Why- December 16, 2013

Why am I doing this blog?
I am writing this entry as a sort of a dislciamer/ self persuasion.  I think I need to put a few things out there before I can feel free to write.
confession #1: I am not a great writer. I am a good talker. I always have been. At the ridiculously young of 20 months I spoke the sentence "Do you get frustrated when I don't cooperate with you mommy?" It's sort of my claim to fame : ) Sad but true! But at the age of 20, I remember having a very frustrating internal conversation while writing a paper with how to spell the word "what". I knew it was "w-h-a-t" but that just couldn't be right because in my mind that spelled "wh-at" (emphasis on the at). And why is it that "choir" isn't spelled "quire"? Anyways you get the point...I am a horrible speller. I want this blog to be professional but I also want it to be me. And sometimes when pouring my heart out on paper, "me" has funky grammar. But I'm also working on that.
confession #2: I used to secretly poo poo people I knew who did blogs. I thought it was sort of self-promoting. Don't get me wrong I followed a ton of bloggers. But there was something "other" about them because I didn't know them. I think that is something I do a lot with things I am afraid of. If I secretly like something but am afraid of being viewed as stupid I poo poo it. A sad self protection technique I am trying to rid myself of. Now I think blogging is pretty brave. I am not saying I am brave. But I want to be. I want to blog because I think ultimately we all share common experiences of fear, joy, anxiety, loss, longing, excitement ect. And we all want to feel understood. So this is my way of saying I understand. Maybe not exactly but I can relate. I want to be open to God using me to speak hope into this world.
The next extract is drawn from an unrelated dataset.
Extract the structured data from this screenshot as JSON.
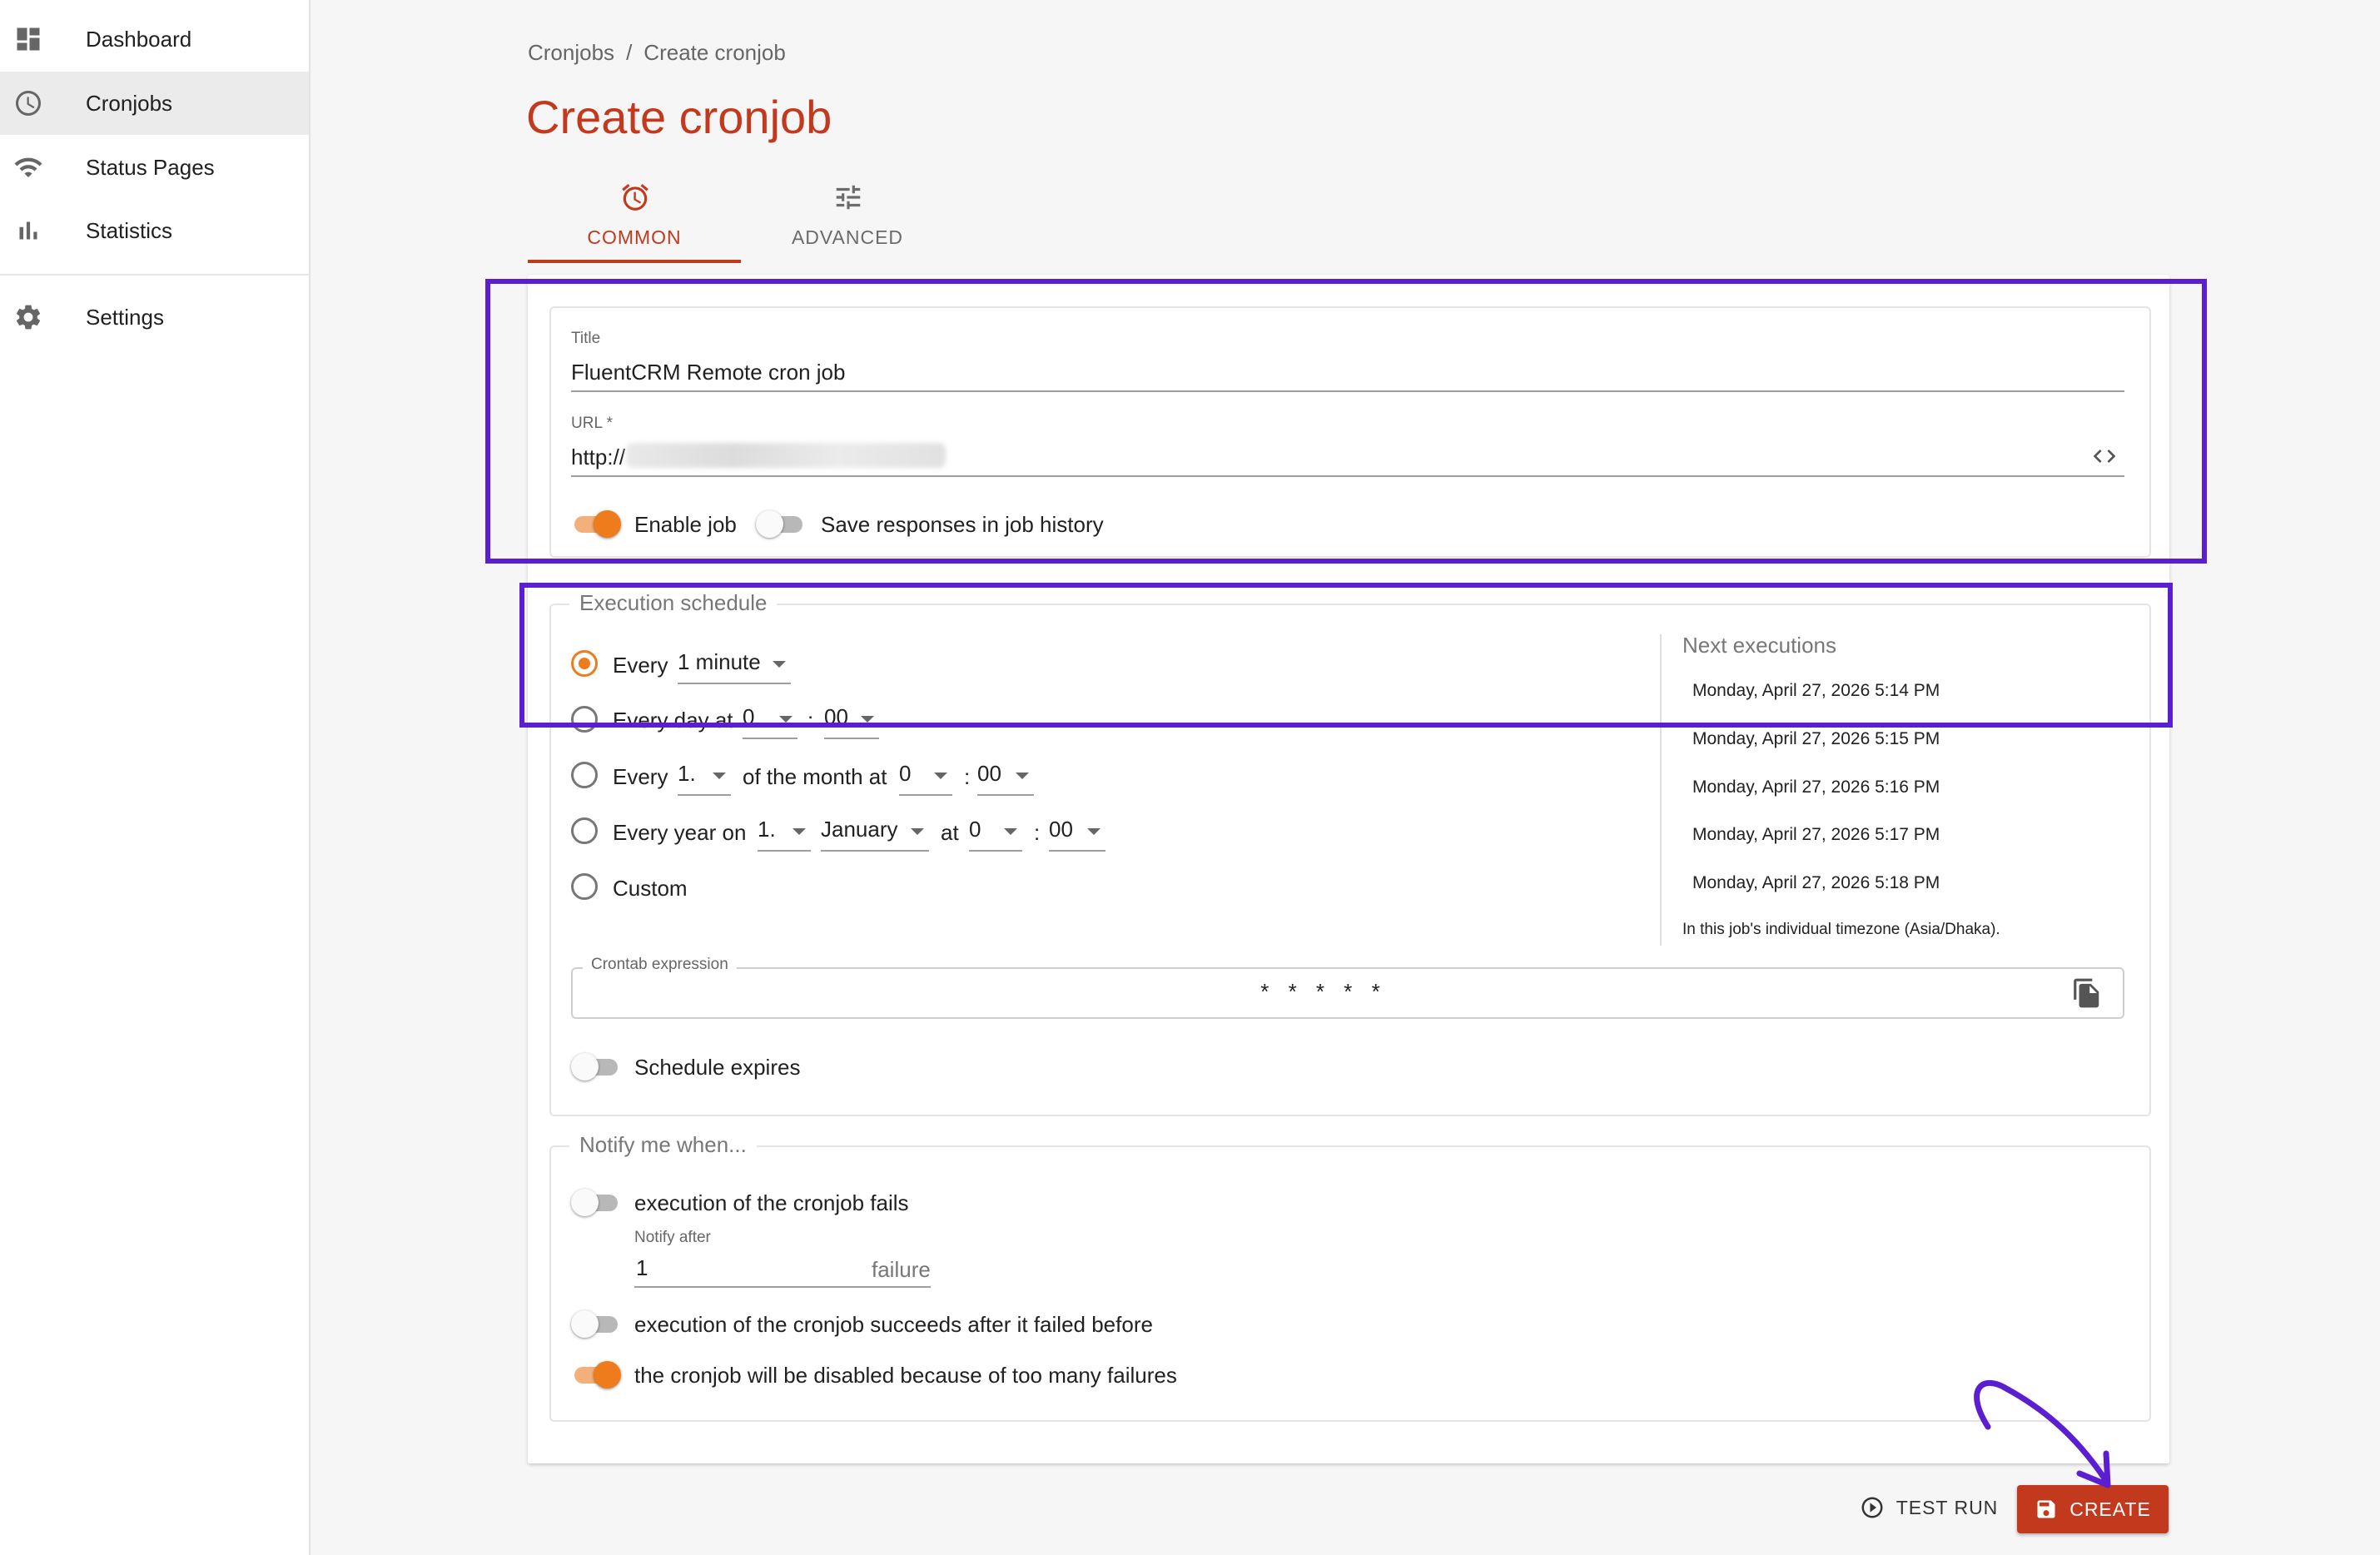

confession #3: I read a lot of bloggers saying that their blog is a place for "highlights". Which is nice to know. Because it is hard not to get caught up in the thinking that other people have such perfect lives when you look at social media. I actually am on a little instagram hiatus for that exact reason. I need to stop doing the comparison thing. I don't want this blog to be all heavy esoterica B.S., but I also don't want to just do the "highlights". One thing that living in the north Midwest has taught me is you really cant appreciate the summer fully without the frigid winter. I can not describe the feeling spring brings. It is just stupid how happy you can feel over 40 degrees! And how a little burst of green can make you feel like your heart will explode. So I promise to not be too heavy and lofty all the time. I love a good style post and product review. But I also don't want to shy away from getting real about real life.